The "My Brother's Keeper" trilogy is light-hearted gap-filler with some fun moments. But I agree with another reviewer's comments about the author's belaboring style. Friedman obviously has great affection and familiarity for the characters. But maybe too much. Or perhaps it isn't the familiarity that bothered me, but rather a lack of discretion in showing it off.

I don't mind an occasional reference to random details from actual episodes here and there...but if you removed them from this three-volume, 800-page story, you'd have a pamphlet. Page 55 of "Enterprise", as a random example, is typical of the trilogy.

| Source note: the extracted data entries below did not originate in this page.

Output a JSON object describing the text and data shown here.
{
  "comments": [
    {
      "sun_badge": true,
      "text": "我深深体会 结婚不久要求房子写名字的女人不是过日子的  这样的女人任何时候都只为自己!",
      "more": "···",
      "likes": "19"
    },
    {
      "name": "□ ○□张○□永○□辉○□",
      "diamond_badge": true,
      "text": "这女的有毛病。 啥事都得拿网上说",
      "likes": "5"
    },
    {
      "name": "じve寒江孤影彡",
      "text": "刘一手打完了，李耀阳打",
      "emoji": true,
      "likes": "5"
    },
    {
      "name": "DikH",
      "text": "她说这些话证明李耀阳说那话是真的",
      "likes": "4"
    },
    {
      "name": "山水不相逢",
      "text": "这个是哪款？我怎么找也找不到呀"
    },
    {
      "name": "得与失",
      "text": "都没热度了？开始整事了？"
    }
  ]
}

Check it out, and then select a few more pages at random on your own, you'll see what i mean. These characters were never so cute and cuddly together...just how we'd like them to be if we could hang out with them ourselves. By the way, counting these inside-Trek references throughout the trilogy would actually make a great drinking game. Please pass the Saurian brandy.

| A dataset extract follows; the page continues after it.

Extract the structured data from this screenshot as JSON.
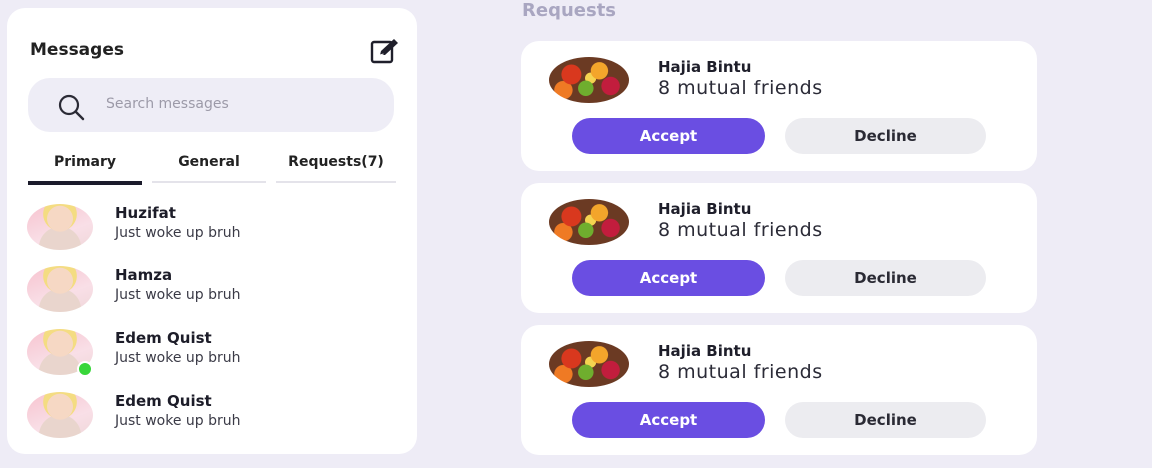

Friedman's dialog never resists demonstrating what wonderful, life-long pals all these characters are, or will become. So much of the dialog is jam-packed with forced--albeit often jolly--exposition, simply for the sake of nodding to Canon without advancing the story. Aside from the ubiquitous Trek references, pages--sometimes entire chapters--tell and retell the same scenes, almost to the point of novelization. In fact, if you've ever seen "Where No Man Has Gone Before" more than once (and who reading these books hasn't?), you can literally skip the first three chapters of both "Republic" AND "Enterprise" (I just saved you 80 pages right there).